Eventually swallowed up by a nation-state called Germany, Ulm is now adopting Europe's new currency.
Many residents looked forward to the switch, but for others it was a traumatic change they were never asked to vote on.
To win converts here and elsewhere, German officials took their "euro road show" around the country in late 2001, trying to calm concerns of their countrymen reluctant to give up their beloved Deutsch marks.
They explained how the switch would work -- how the euro, to which the Deutsch mark has been tied for several years, had already been boosting Germany in a vast, new single economy bigger than the United States.
But to many here in Ulm, especially older residents, the Deutsch mark is a powerful symbol of the world's third-biggest economy, rebuilt from the ashes of a shattered postwar nation.
Even the young folk asked, "Why a confusing switch from something proven?"
Officials insisted it would be simple. Prices, paychecks and bank accounts convert at precisely 1.95583 marks to the euro -- almost 2-1. But many remained concerned.

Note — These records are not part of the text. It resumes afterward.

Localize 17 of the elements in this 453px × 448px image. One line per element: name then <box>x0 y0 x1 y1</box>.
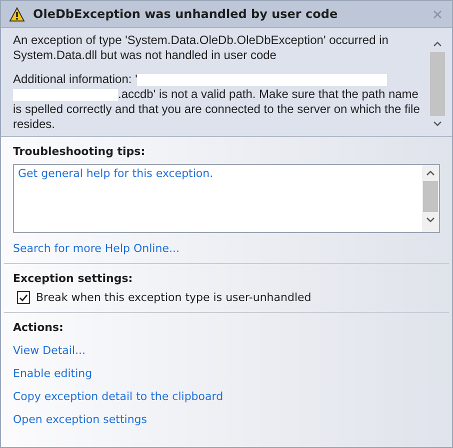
message-line: An exception of type 'System.Data.OleDb.OleDbException' occurred in <box>13 33 390 48</box>
section-heading: Troubleshooting tips: <box>13 145 146 158</box>
window-title: OleDbException was unhandled by user code <box>33 7 339 21</box>
section-heading: Actions: <box>13 321 64 334</box>
info-label: Additional information: ' <box>13 72 138 87</box>
action-link[interactable]: Copy exception detail to the clipboard <box>13 390 224 403</box>
tip-link[interactable]: Get general help for this exception. <box>18 167 214 180</box>
info-text: resides. <box>13 117 56 132</box>
section-heading: Exception settings: <box>13 272 134 285</box>
action-link[interactable]: View Detail... <box>13 344 86 357</box>
action-link[interactable]: Open exception settings <box>13 413 147 426</box>
checkbox-label: Break when this exception type is user-unhandled <box>36 291 312 304</box>
info-text: .accdb' is not a valid path. Make sure that the path name <box>118 87 418 102</box>
action-link[interactable]: Enable editing <box>13 367 92 380</box>
info-text: is spelled correctly and that you are connected to the server on which the file <box>13 102 420 117</box>
message-line: System.Data.dll but was not handled in user code <box>13 48 278 63</box>
search-help-link[interactable]: Search for more Help Online... <box>13 242 180 255</box>
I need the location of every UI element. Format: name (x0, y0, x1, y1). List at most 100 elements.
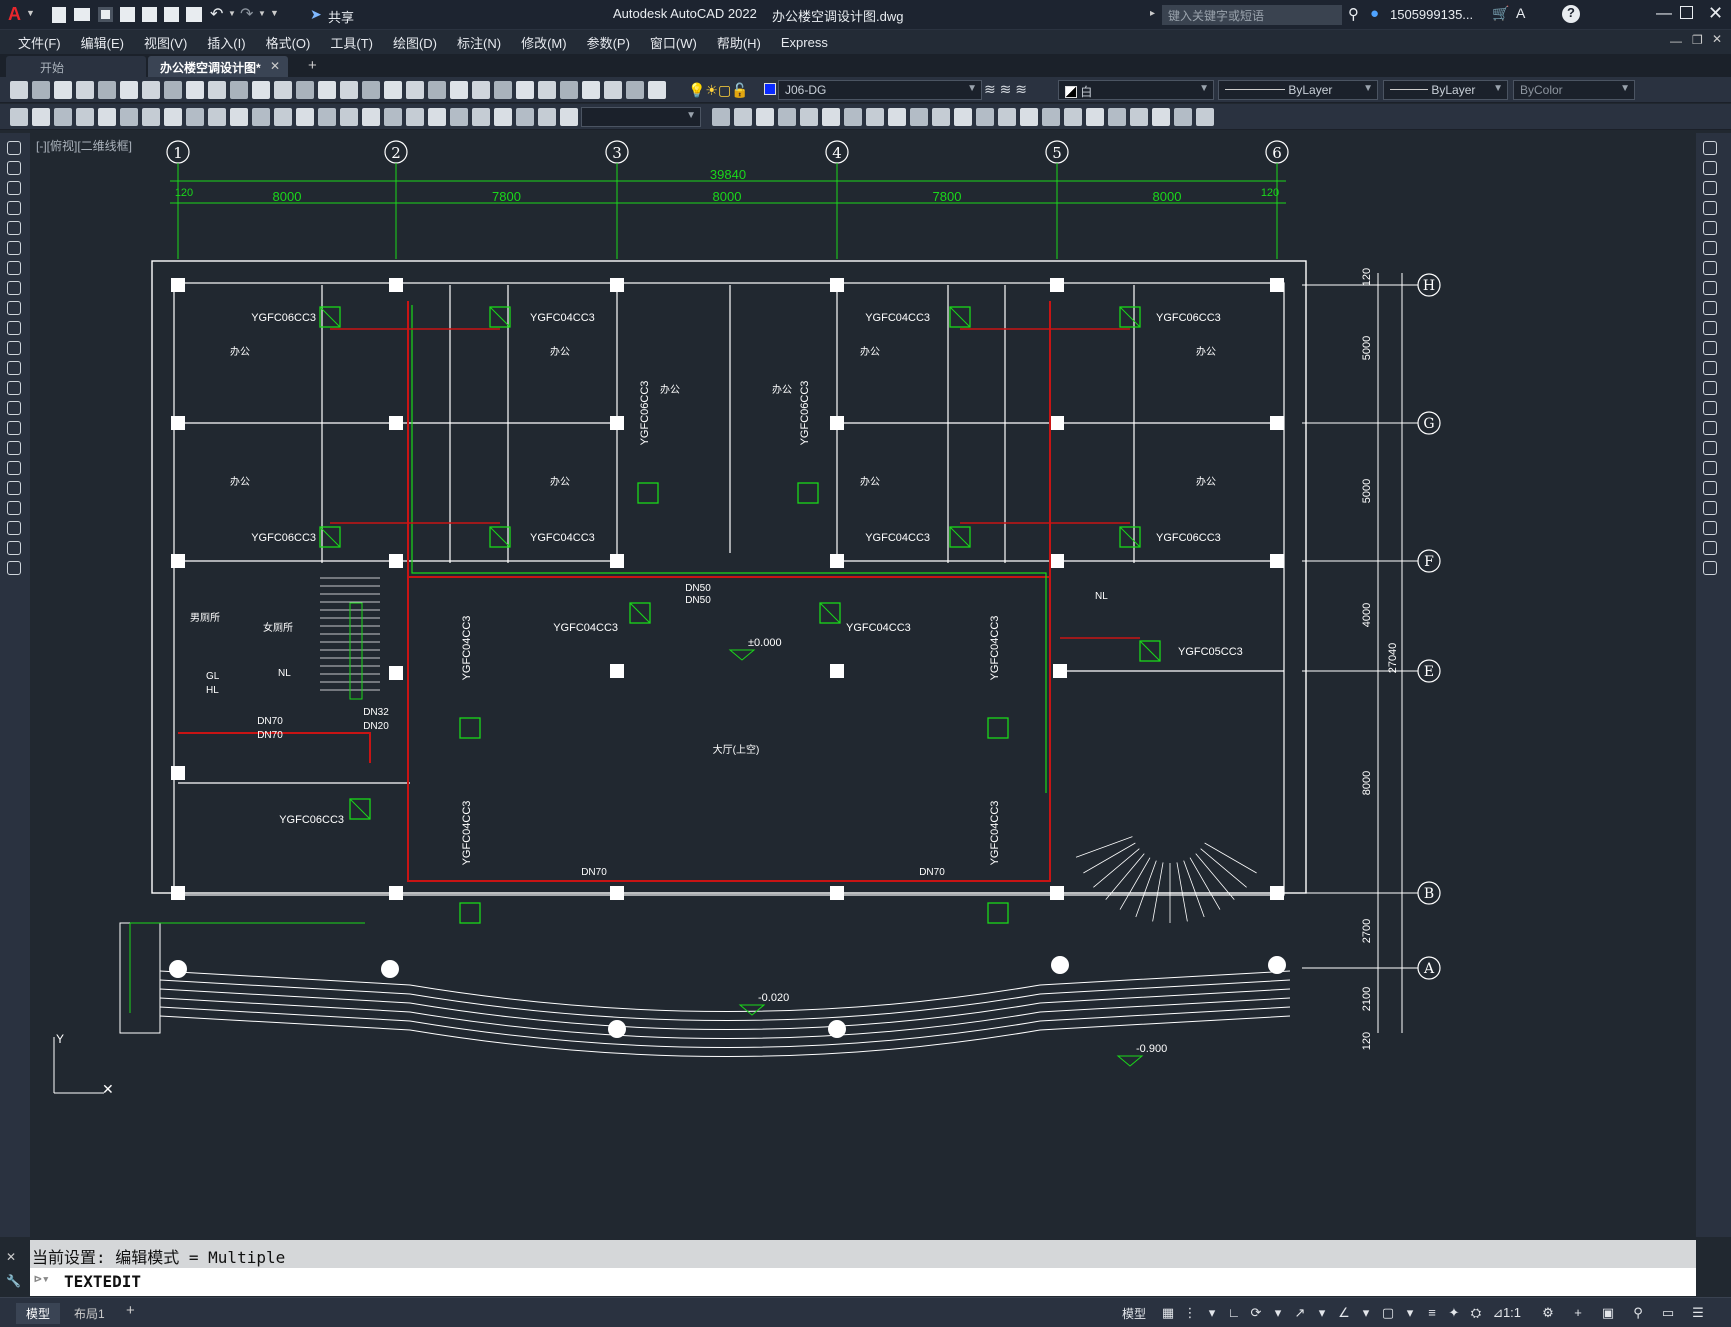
standard-tool-icon[interactable] (604, 81, 622, 99)
status-tool-icon[interactable]: ▣ (1600, 1305, 1616, 1321)
modify-tool-icon[interactable] (1064, 108, 1082, 126)
status-toggle-icon[interactable]: ∠ (1336, 1305, 1352, 1321)
undo-icon[interactable]: ↶ (210, 4, 223, 24)
command-close-icon[interactable]: ✕ (6, 1250, 16, 1264)
autodesk-app-icon[interactable]: A (1516, 5, 1525, 21)
standard-tool-icon[interactable] (538, 81, 556, 99)
modify-tool-icon[interactable] (120, 108, 138, 126)
modify-tool-icon[interactable] (384, 108, 402, 126)
modify-tool-icon[interactable] (186, 108, 204, 126)
status-tool-icon[interactable]: ▭ (1660, 1305, 1676, 1321)
modify-tool-icon[interactable] (208, 108, 226, 126)
status-toggle-icon[interactable]: ▾ (1358, 1305, 1374, 1321)
standard-tool-icon[interactable] (54, 81, 72, 99)
modify-tool-icon[interactable] (362, 108, 380, 126)
status-toggle-icon[interactable]: ▢ (1380, 1305, 1396, 1321)
modify-tool-icon[interactable] (1703, 201, 1717, 215)
menu-window[interactable]: 窗口(W) (640, 33, 707, 52)
draw-tool-icon[interactable] (7, 161, 21, 175)
modify-tool-icon[interactable] (1152, 108, 1170, 126)
modify-tool-icon[interactable] (516, 108, 534, 126)
modify-tool-icon[interactable] (1703, 341, 1717, 355)
layer-tools-icons[interactable]: ≋ ≋ ≋ (984, 81, 1027, 98)
standard-tool-icon[interactable] (164, 81, 182, 99)
layout1-tab[interactable]: 布局1 (64, 1303, 115, 1324)
draw-tool-icon[interactable] (7, 281, 21, 295)
modify-tool-icon[interactable] (1703, 141, 1717, 155)
modify-tool-icon[interactable] (560, 108, 578, 126)
customize-qat-icon[interactable]: ▼ (270, 8, 279, 18)
status-tool-icon[interactable]: ⚙ (1540, 1305, 1556, 1321)
save-web-icon[interactable] (164, 7, 179, 22)
modify-tool-icon[interactable] (32, 108, 50, 126)
menu-format[interactable]: 格式(O) (256, 33, 321, 52)
status-tool-icon[interactable]: ⚲ (1630, 1305, 1646, 1321)
modify-tool-icon[interactable] (1086, 108, 1104, 126)
lineweight-dropdown[interactable]: ByLayer ▼ (1383, 80, 1508, 100)
status-toggle-icon[interactable]: ▦ (1160, 1305, 1176, 1321)
modify-tool-icon[interactable] (340, 108, 358, 126)
standard-tool-icon[interactable] (252, 81, 270, 99)
standard-tool-icon[interactable] (208, 81, 226, 99)
save-icon[interactable] (98, 7, 113, 22)
search-icon[interactable]: ⚲ (1348, 5, 1359, 23)
modify-tool-icon[interactable] (1130, 108, 1148, 126)
modify-tool-icon[interactable] (1042, 108, 1060, 126)
modify-tool-icon[interactable] (450, 108, 468, 126)
modify-tool-icon[interactable] (164, 108, 182, 126)
status-toggle-icon[interactable]: ∟ (1226, 1305, 1242, 1321)
modify-tool-icon[interactable] (910, 108, 928, 126)
color-dropdown[interactable]: 白 ▼ (1058, 80, 1214, 100)
status-toggle-icon[interactable]: ▾ (1402, 1305, 1418, 1321)
menu-express[interactable]: Express (771, 35, 838, 50)
draw-tool-icon[interactable] (7, 341, 21, 355)
modify-tool-icon[interactable] (472, 108, 490, 126)
modify-tool-icon[interactable] (1703, 501, 1717, 515)
user-name[interactable]: 1505999135... (1390, 7, 1473, 22)
standard-tool-icon[interactable] (560, 81, 578, 99)
share-icon[interactable]: ➤ (310, 6, 322, 23)
modify-tool-icon[interactable] (1703, 481, 1717, 495)
modify-tool-icon[interactable] (76, 108, 94, 126)
modify-tool-icon[interactable] (1703, 541, 1717, 555)
modify-tool-icon[interactable] (888, 108, 906, 126)
status-toggle-icon[interactable]: ⛭ (1468, 1305, 1484, 1321)
draw-tool-icon[interactable] (7, 521, 21, 535)
modify-tool-icon[interactable] (1703, 321, 1717, 335)
autocad-logo-icon[interactable]: A (8, 4, 21, 25)
standard-tool-icon[interactable] (648, 81, 666, 99)
modify-tool-icon[interactable] (494, 108, 512, 126)
standard-tool-icon[interactable] (296, 81, 314, 99)
standard-tool-icon[interactable] (450, 81, 468, 99)
doc-restore-icon[interactable]: ❐ (1692, 33, 1703, 47)
modify-tool-icon[interactable] (1174, 108, 1192, 126)
drawing-canvas[interactable]: [-][俯视][二维线框] 1 2 3 4 5 6 39840 8000 7800 8000 780… (30, 133, 1696, 1237)
modify-tool-icon[interactable] (1703, 181, 1717, 195)
modify-tool-icon[interactable] (1020, 108, 1038, 126)
standard-tool-icon[interactable] (626, 81, 644, 99)
draw-tool-icon[interactable] (7, 501, 21, 515)
command-line[interactable]: ⊳▾ TEXTEDIT (30, 1268, 1696, 1296)
draw-tool-icon[interactable] (7, 441, 21, 455)
modify-tool-icon[interactable] (538, 108, 556, 126)
modify-tool-icon[interactable] (1196, 108, 1214, 126)
modify-tool-icon[interactable] (1703, 241, 1717, 255)
standard-tool-icon[interactable] (274, 81, 292, 99)
standard-tool-icon[interactable] (120, 81, 138, 99)
modify-tool-icon[interactable] (1108, 108, 1126, 126)
status-toggle-icon[interactable]: ▾ (1314, 1305, 1330, 1321)
model-layout-tab[interactable]: 模型 (16, 1303, 61, 1324)
modify-tool-icon[interactable] (844, 108, 862, 126)
open-file-icon[interactable] (74, 8, 90, 21)
expand-search-icon[interactable]: ▸ (1150, 8, 1155, 19)
modify-tool-icon[interactable] (10, 108, 28, 126)
menu-dimension[interactable]: 标注(N) (447, 33, 511, 52)
modify-tool-icon[interactable] (1703, 261, 1717, 275)
command-input[interactable]: TEXTEDIT (64, 1272, 141, 1291)
modify-tool-icon[interactable] (142, 108, 160, 126)
modify-tool-icon[interactable] (230, 108, 248, 126)
draw-tool-icon[interactable] (7, 401, 21, 415)
standard-tool-icon[interactable] (186, 81, 204, 99)
plot-icon[interactable] (186, 7, 202, 22)
help-icon[interactable]: ? (1562, 5, 1580, 23)
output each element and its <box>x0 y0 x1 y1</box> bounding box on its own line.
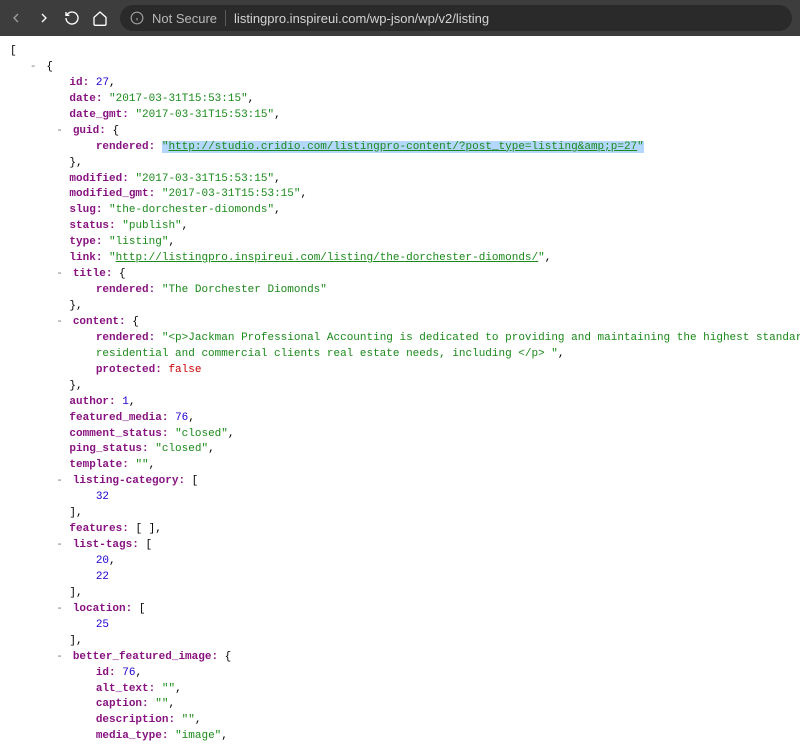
security-status: Not Secure <box>152 11 217 26</box>
location-0: 25 <box>96 619 109 631</box>
info-icon <box>130 11 144 25</box>
back-button[interactable] <box>8 10 24 26</box>
bfi-caption-value: "" <box>155 698 168 710</box>
content-rendered-value: "<p>Jackman Professional Accounting is d… <box>162 332 800 344</box>
bfi-id-value: 76 <box>122 667 135 679</box>
address-bar[interactable]: Not Secure listingpro.inspireui.com/wp-j… <box>120 5 792 31</box>
bfi-description-value: "" <box>182 714 195 726</box>
date-value: "2017-03-31T15:53:15" <box>109 93 248 105</box>
featured-media-value: 76 <box>175 412 188 424</box>
browser-toolbar: Not Secure listingpro.inspireui.com/wp-j… <box>0 0 800 36</box>
guid-link[interactable]: http://studio.cridio.com/listingpro-cont… <box>168 141 637 153</box>
modified-value: "2017-03-31T15:53:15" <box>135 173 274 185</box>
toggle-icon[interactable]: - <box>56 315 66 331</box>
content-protected-value: false <box>168 364 201 376</box>
type-value: "listing" <box>109 236 168 248</box>
status-value: "publish" <box>122 220 181 232</box>
guid-rendered-value: "http://studio.cridio.com/listingpro-con… <box>162 141 644 153</box>
divider <box>225 10 226 26</box>
home-button[interactable] <box>92 10 108 26</box>
content-rendered-line2: residential and commercial clients real … <box>96 348 558 360</box>
bfi-alt-text-value: "" <box>162 683 175 695</box>
ping-status-value: "closed" <box>155 443 208 455</box>
template-value: "" <box>135 459 148 471</box>
listing-category-0: 32 <box>96 491 109 503</box>
toggle-icon[interactable]: - <box>30 60 40 76</box>
reload-button[interactable] <box>64 10 80 26</box>
modified-gmt-value: "2017-03-31T15:53:15" <box>162 188 301 200</box>
id-value: 27 <box>96 77 109 89</box>
toggle-icon[interactable]: - <box>56 124 66 140</box>
toggle-icon[interactable]: - <box>56 538 66 554</box>
forward-button[interactable] <box>36 10 52 26</box>
link-url[interactable]: http://listingpro.inspireui.com/listing/… <box>116 252 538 264</box>
date-gmt-value: "2017-03-31T15:53:15" <box>135 109 274 121</box>
list-tags-0: 20 <box>96 555 109 567</box>
toggle-icon[interactable]: - <box>56 602 66 618</box>
comment-status-value: "closed" <box>175 428 228 440</box>
bfi-media-type-value: "image" <box>175 730 221 742</box>
list-tags-1: 22 <box>96 571 109 583</box>
slug-value: "the-dorchester-diomonds" <box>109 204 274 216</box>
link-value: "http://listingpro.inspireui.com/listing… <box>109 252 545 264</box>
toggle-icon[interactable]: - <box>56 474 66 490</box>
author-value: 1 <box>122 396 129 408</box>
toggle-icon[interactable]: - <box>56 267 66 283</box>
url-text: listingpro.inspireui.com/wp-json/wp/v2/l… <box>234 11 489 26</box>
title-rendered-value: "The Dorchester Diomonds" <box>162 284 327 296</box>
json-viewer: [ - { id: 27, date: "2017-03-31T15:53:15… <box>0 36 800 753</box>
features-value: [ ] <box>135 523 155 535</box>
toggle-icon[interactable]: - <box>56 650 66 666</box>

A 2001 poll showed more than one-fourth of Germans surveyed were fearful of the euro. Many in Ulm were worried what effect the switch would have on the price of basic goods.
One tool officials used in their effort to win over eurosceptics was a bag of shredded Deutsch marks. Like any other currency, it's only paper.
Sometimes, though, all this euro-proselytising may have seemed like a losing battle.
"Of course it's difficult to convey information about something which we are only talking about, and which is abstract," Angela Joosten of the Euro Action Group said ahead of the January 1, 2002, euro rollout.